State House passes budget, Senate approval expected Wednesday night [WTNH]

June 4, 2015


HARTFORD, Conn. (WTNH) — After pulling an all-nighter, the Connecticut House passed a new state budget by a narrow margin Wednesday morning, and the Senate is expected to approve it sometime Wednesday night.

The process was stalled for about 48 hours as some of the state’s biggest corporations threatened to leave or stop expansion because of the new taxes on business, but very little change has been made in those business taxes. The vote was 73 to 70 in the House, just a two-vote margin with 11 Democrats joining 59 Republicans in voting against the bill.

The Democrats in the General Assembly have decided to “take you to the cleaners” every time you get your car washed. For the very first time, the 6.35-percent sales tax will apply to car washes. Cigarette smokers are also going to get hit again as the state will increase the cigarette tax another 50 cents a pack over the next two years, making the Connecticut cigarette tax one of the highest in the nation.

“Could they have cut one dollar on the spending side to show an article of faith? They didn’t, they went to pick another tax to raise and that is very troubling,” said Brian Flaherty of the Connecticut Business and Industry Association.

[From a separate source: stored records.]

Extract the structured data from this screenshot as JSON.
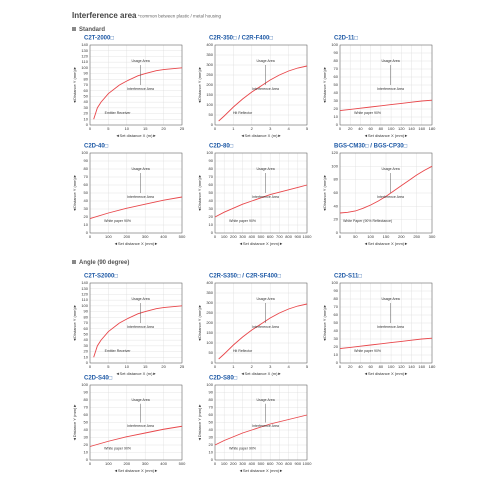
{
  "header": {
    "title": "Interference area",
    "note": "*common between plastic / metal housing",
    "section1": "Standard",
    "section2": "Angle (90 degree)"
  },
  "chart_data": [
    {
      "type": "line",
      "title": "C2T-2000□",
      "xlabel": "◄Set distance X (m)►",
      "ylabel": "◄Distance Y (mm)►",
      "xlim": [
        0,
        25
      ],
      "xticks": [
        0,
        5,
        10,
        15,
        20,
        25
      ],
      "ylim": [
        0,
        140
      ],
      "yticks": [
        0,
        10,
        20,
        30,
        40,
        50,
        60,
        70,
        80,
        90,
        100,
        110,
        120,
        130,
        140
      ],
      "grid": true,
      "annotations": [
        "Usage Area",
        "Interference Area",
        "Emitter  Receiver"
      ],
      "series": [
        {
          "color": "#e8474b",
          "x": [
            1,
            2,
            3,
            5,
            8,
            10,
            13,
            15,
            18,
            20,
            25
          ],
          "values": [
            10,
            30,
            40,
            55,
            70,
            77,
            86,
            90,
            95,
            97,
            100
          ]
        }
      ]
    },
    {
      "type": "line",
      "title": "C2R-350□ / C2R-F400□",
      "xlabel": "◄Set distance X (m)►",
      "ylabel": "◄Distance Y (mm)►",
      "xlim": [
        0,
        5
      ],
      "xticks": [
        0,
        1,
        2,
        3,
        4,
        5
      ],
      "ylim": [
        0,
        400
      ],
      "yticks": [
        0,
        50,
        100,
        150,
        200,
        250,
        300,
        350,
        400
      ],
      "grid": true,
      "annotations": [
        "Usage Area",
        "Interference Area",
        "Hit Reflector"
      ],
      "series": [
        {
          "color": "#e8474b",
          "x": [
            0.2,
            0.5,
            1,
            1.5,
            2,
            2.5,
            3,
            3.5,
            4,
            4.5,
            5
          ],
          "values": [
            20,
            45,
            90,
            130,
            165,
            195,
            225,
            250,
            270,
            285,
            295
          ]
        }
      ]
    },
    {
      "type": "line",
      "title": "C2D-11□",
      "xlabel": "◄Set distance X (mm)►",
      "ylabel": "◄Distance Y (mm)►",
      "xlim": [
        0,
        180
      ],
      "xticks": [
        0,
        20,
        40,
        60,
        80,
        100,
        120,
        140,
        160,
        180
      ],
      "ylim": [
        0,
        100
      ],
      "yticks": [
        0,
        10,
        20,
        30,
        40,
        50,
        60,
        70,
        80,
        90,
        100
      ],
      "grid": true,
      "annotations": [
        "Usage Area",
        "Interference Area",
        "White paper 90%"
      ],
      "series": [
        {
          "color": "#e8474b",
          "x": [
            0,
            20,
            40,
            60,
            80,
            100,
            120,
            140,
            160,
            180
          ],
          "values": [
            18,
            19.5,
            21,
            22.5,
            24,
            25.5,
            27,
            28.5,
            30,
            31
          ]
        }
      ]
    },
    {
      "type": "line",
      "title": "C2D-40□",
      "xlabel": "◄Set distance X (mm)►",
      "ylabel": "◄Distance Y (mm)►",
      "xlim": [
        0,
        500
      ],
      "xticks": [
        0,
        100,
        200,
        300,
        400,
        500
      ],
      "ylim": [
        0,
        100
      ],
      "yticks": [
        0,
        10,
        20,
        30,
        40,
        50,
        60,
        70,
        80,
        90,
        100
      ],
      "grid": true,
      "annotations": [
        "Usage Area",
        "Interference Area",
        "White paper 90%"
      ],
      "series": [
        {
          "color": "#e8474b",
          "x": [
            0,
            100,
            200,
            300,
            400,
            500
          ],
          "values": [
            18,
            25,
            31,
            36,
            41,
            45
          ]
        }
      ]
    },
    {
      "type": "line",
      "title": "C2D-80□",
      "xlabel": "◄Set distance X (mm)►",
      "ylabel": "◄Distance Y (mm)►",
      "xlim": [
        0,
        1000
      ],
      "xticks": [
        0,
        100,
        200,
        300,
        400,
        500,
        600,
        700,
        800,
        900,
        1000
      ],
      "ylim": [
        0,
        100
      ],
      "yticks": [
        0,
        10,
        20,
        30,
        40,
        50,
        60,
        70,
        80,
        90,
        100
      ],
      "grid": true,
      "annotations": [
        "Usage Area",
        "Interference Area",
        "White paper 90%"
      ],
      "series": [
        {
          "color": "#e8474b",
          "x": [
            0,
            100,
            200,
            300,
            400,
            500,
            600,
            700,
            800,
            900,
            1000
          ],
          "values": [
            20,
            26,
            31,
            36,
            40,
            44,
            48,
            51,
            54,
            57,
            60
          ]
        }
      ]
    },
    {
      "type": "line",
      "title": "BGS-CM30□ / BGS-CP30□",
      "xlabel": "◄Set distance X (mm)►",
      "ylabel": "◄Distance Y (mm)►",
      "xlim": [
        0,
        300
      ],
      "xticks": [
        0,
        50,
        100,
        150,
        200,
        250,
        300
      ],
      "ylim": [
        0,
        120
      ],
      "yticks": [
        0,
        20,
        40,
        60,
        80,
        100,
        120
      ],
      "grid": true,
      "annotations": [
        "Usage Area",
        "Interference Area",
        "White Paper (90% Reflectance)"
      ],
      "series": [
        {
          "color": "#e8474b",
          "x": [
            0,
            25,
            50,
            75,
            100,
            125,
            150,
            175,
            200,
            225,
            250,
            275,
            300
          ],
          "values": [
            30,
            31,
            33,
            37,
            42,
            48,
            55,
            63,
            71,
            79,
            87,
            94,
            100
          ]
        }
      ]
    },
    {
      "type": "line",
      "title": "C2T-S2000□",
      "xlabel": "◄Set distance X (m)►",
      "ylabel": "◄Distance Y (mm)►",
      "xlim": [
        0,
        25
      ],
      "xticks": [
        0,
        5,
        10,
        15,
        20,
        25
      ],
      "ylim": [
        0,
        140
      ],
      "yticks": [
        0,
        10,
        20,
        30,
        40,
        50,
        60,
        70,
        80,
        90,
        100,
        110,
        120,
        130,
        140
      ],
      "grid": true,
      "annotations": [
        "Usage Area",
        "Interference Area",
        "Emitter  Receiver"
      ],
      "series": [
        {
          "color": "#e8474b",
          "x": [
            1,
            2,
            3,
            5,
            8,
            10,
            13,
            15,
            18,
            20,
            25
          ],
          "values": [
            10,
            30,
            40,
            55,
            70,
            77,
            86,
            90,
            95,
            97,
            100
          ]
        }
      ]
    },
    {
      "type": "line",
      "title": "C2R-S350□ / C2R-SF400□",
      "xlabel": "◄Set distance X (m)►",
      "ylabel": "◄Distance Y (mm)►",
      "xlim": [
        0,
        5
      ],
      "xticks": [
        0,
        1,
        2,
        3,
        4,
        5
      ],
      "ylim": [
        0,
        400
      ],
      "yticks": [
        0,
        50,
        100,
        150,
        200,
        250,
        300,
        350,
        400
      ],
      "grid": true,
      "annotations": [
        "Usage Area",
        "Interference Area",
        "Hit Reflector"
      ],
      "series": [
        {
          "color": "#e8474b",
          "x": [
            0.2,
            0.5,
            1,
            1.5,
            2,
            2.5,
            3,
            3.5,
            4,
            4.5,
            5
          ],
          "values": [
            20,
            45,
            90,
            130,
            165,
            195,
            225,
            250,
            270,
            285,
            295
          ]
        }
      ]
    },
    {
      "type": "line",
      "title": "C2D-S11□",
      "xlabel": "◄Set distance X (mm)►",
      "ylabel": "◄Distance Y (mm)►",
      "xlim": [
        0,
        180
      ],
      "xticks": [
        0,
        20,
        40,
        60,
        80,
        100,
        120,
        140,
        160,
        180
      ],
      "ylim": [
        0,
        100
      ],
      "yticks": [
        0,
        10,
        20,
        30,
        40,
        50,
        60,
        70,
        80,
        90,
        100
      ],
      "grid": true,
      "annotations": [
        "Usage Area",
        "Interference Area",
        "White paper 90%"
      ],
      "series": [
        {
          "color": "#e8474b",
          "x": [
            0,
            20,
            40,
            60,
            80,
            100,
            120,
            140,
            160,
            180
          ],
          "values": [
            18,
            19.5,
            21,
            22.5,
            24,
            25.5,
            27,
            28.5,
            30,
            31
          ]
        }
      ]
    },
    {
      "type": "line",
      "title": "C2D-S40□",
      "xlabel": "◄Set distance X (mm)►",
      "ylabel": "◄Distance Y (mm)►",
      "xlim": [
        0,
        500
      ],
      "xticks": [
        0,
        100,
        200,
        300,
        400,
        500
      ],
      "ylim": [
        0,
        100
      ],
      "yticks": [
        0,
        10,
        20,
        30,
        40,
        50,
        60,
        70,
        80,
        90,
        100
      ],
      "grid": true,
      "annotations": [
        "Usage Area",
        "Interference Area",
        "White paper 90%"
      ],
      "series": [
        {
          "color": "#e8474b",
          "x": [
            0,
            100,
            200,
            300,
            400,
            500
          ],
          "values": [
            18,
            25,
            31,
            36,
            41,
            45
          ]
        }
      ]
    },
    {
      "type": "line",
      "title": "C2D-S80□",
      "xlabel": "◄Set distance X (mm)►",
      "ylabel": "◄Distance Y (mm)►",
      "xlim": [
        0,
        1000
      ],
      "xticks": [
        0,
        100,
        200,
        300,
        400,
        500,
        600,
        700,
        800,
        900,
        1000
      ],
      "ylim": [
        0,
        100
      ],
      "yticks": [
        0,
        10,
        20,
        30,
        40,
        50,
        60,
        70,
        80,
        90,
        100
      ],
      "grid": true,
      "annotations": [
        "Usage Area",
        "Interference Area",
        "White paper 90%"
      ],
      "series": [
        {
          "color": "#e8474b",
          "x": [
            0,
            100,
            200,
            300,
            400,
            500,
            600,
            700,
            800,
            900,
            1000
          ],
          "values": [
            20,
            26,
            31,
            36,
            40,
            44,
            48,
            51,
            54,
            57,
            60
          ]
        }
      ]
    }
  ]
}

After making threats to the legislature and the Governor, some of the state’s biggest corporations will only have their “Data Processing Tax” double instead of triple.

“Because of this budget, businesses will be paying $700 million more in taxes, and the difficulty is no one is addressing the spending side,” added Flaherty.

But Democratic leaders say the new budget does spend $800 million less.

“Businesses and families talk about the biggest tax burden they have are property taxes. This budget addresses that in a very big way,” said Senate Majority Leader Bob Duff, D-Norwalk.

They can make that claim because for the first time, a portion of the sales tax will go back to the cities and towns, and a cap on municipal increases in spending is set. That along with the 30 mill cap on the car tax is what the Democrats are calling a middle-income tax cut that makes the tax structure in Connecticut more fair.

The Governor has been unavailable for interviews all week, but his office was intimately involved in the final deal.

“If he signs this, he’s unequivocally, irrevocably broken a promise that is both a campaign promise and as a Governor, a CEO promise he made to constituents,” said Senate Republican Leader Len Fasano of North Haven.

That promise, of course, was that he would not raise taxes in a second term. The budget is expected to pass in the state Senate by another narrow margin sometime before the midnight deadline Wednesday night, and then go directly to the Governor.